Reviews

Sons Without Fathers

Chekhov’s unfinished first play is best known as Platonov but director Helena Kaut-Howson reverts to the closer Russian title of “Fatherlessness” in her spiky and colloquial translation, first seen earlier this year at the Belgrade in Coventry.

Most strikingly, she has updated the play to post-Communist Russia. The first shock of the evening is to find Iona McLeish‘s towering set of silver sheet metal as a background to the chaotic schoolroom where Platonov (Jack Laskey) bursts through an upper-level panel.

This is as radical, and as successful, a take on Chekhov as was Benedict Andrews‘ production of Three Sisters at the Young Vic last year, and it shares the same quality of melding modern with traditional, so that the characters’ boredom is symptomatic of spiritual and material stagnation both then and now.

A full version of Platonov might run to six hours, but Kaut-Howson explains that, in concentrating on the younger characters, she can cut away subplots and highlight generational conflict. Fathers here are most present in their conspicuous absence. But even that pales beside Platonov’s wild womanising and drunken self-centredness.

“To go, or not to go…” muses Laskey’s mop-haired, frenetic young schoolteacher, contemplating which skirt to chase: Susie Trayling‘s soignée general’s wife, Anna Petrovna; the newly wedded Sophia of the bewitching Marianne Oldham, a former lover he cannot shake off; or the woolly-hatted feminist scientist of Jade Williams.

But then he still loves his wife, Amy McAllister‘s spaniel-like Sasha, who says she doesn’t want to be happy, she wants to be with him, as wife and nursemaid. Platonov is buoyed up in drunken revels with Sasha’s brother, Simon Scardifield‘s wonderfully embittered and dissolute doctor, as well as Sophia’s trusting husband (Tom Canton).

The famous incident of the near-suicide under the oncoming train – remember that astonishing coup de théâtre in Michael Frayn‘s National Theatre version of the play, Wild Honey? – is done no less effectively in Alex Wardle’s lighting, which also conjures various hues of night-time, a riotous fireworks display and a dismal, thundery downpour, with equally witty relish.

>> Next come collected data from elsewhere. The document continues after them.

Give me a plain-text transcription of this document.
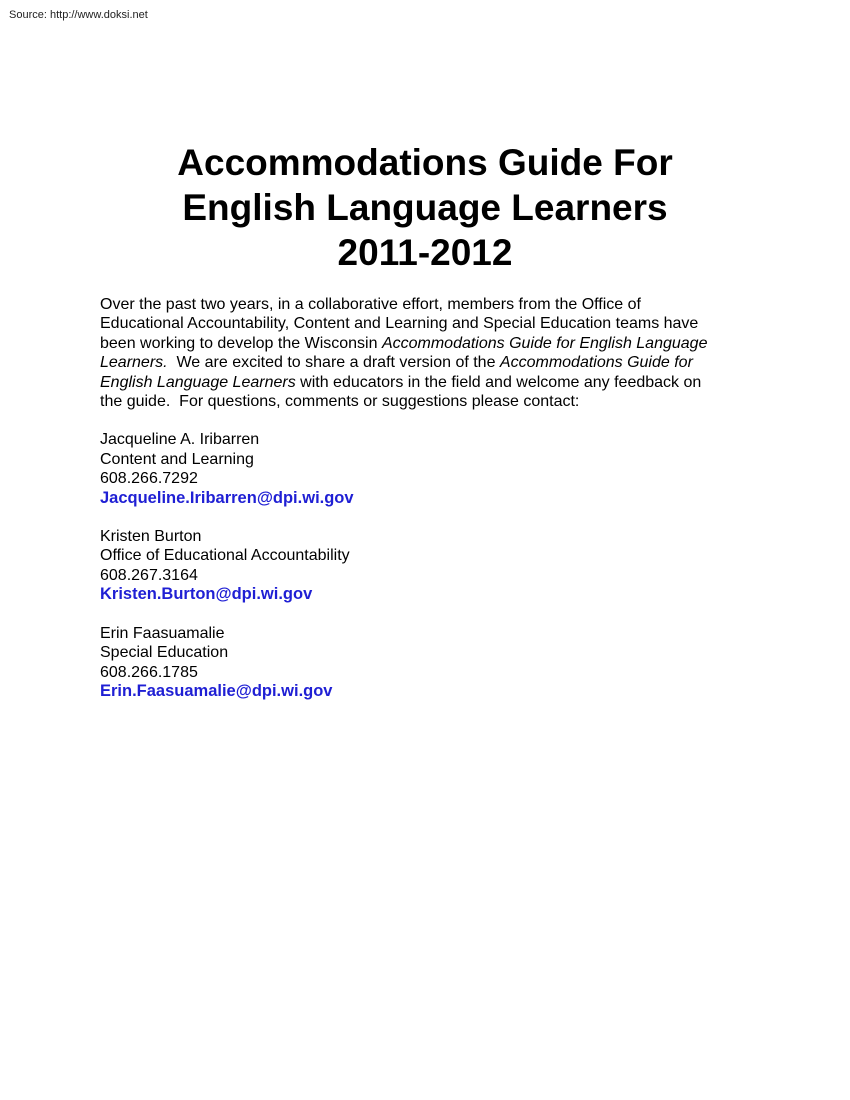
Source: http://www.doksi.net
Accommodations Guide For
English Language Learners
2011-2012

Over the past two years, in a collaborative effort, members from the Office of
Educational Accountability, Content and Learning and Special Education teams have
been working to develop the Wisconsin Accommodations Guide for English Language
Learners.  We are excited to share a draft version of the Accommodations Guide for
English Language Learners with educators in the field and welcome any feedback on
the guide.  For questions, comments or suggestions please contact:

Jacqueline A. Iribarren
Content and Learning
608.266.7292
Jacqueline.Iribarren@dpi.wi.gov
Kristen Burton
Office of Educational Accountability
608.267.3164
Kristen.Burton@dpi.wi.gov
Erin Faasuamalie
Special Education
608.266.1785
Erin.Faasuamalie@dpi.wi.gov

In all, a first-rate ensemble performance conveys a real sense of Chekhov’s uneasy and damaging alliances, this time shadowed by Mark Jax‘s looming war horse, thief and hired assassin, Osip, a sure sign of how the provincial layabout has become a militaristic thug, a sort of underground Mafioso in the sleepiest backwater.

Laskey, resembling a disastrously unkempt version of David Tennant, roisters through his own mayhem, bug-eyed with self-loathing, like a Byronic lothario fuelled by sex and vodka. He sets the pace, and Kaut-Howson’s fine production never lets him down.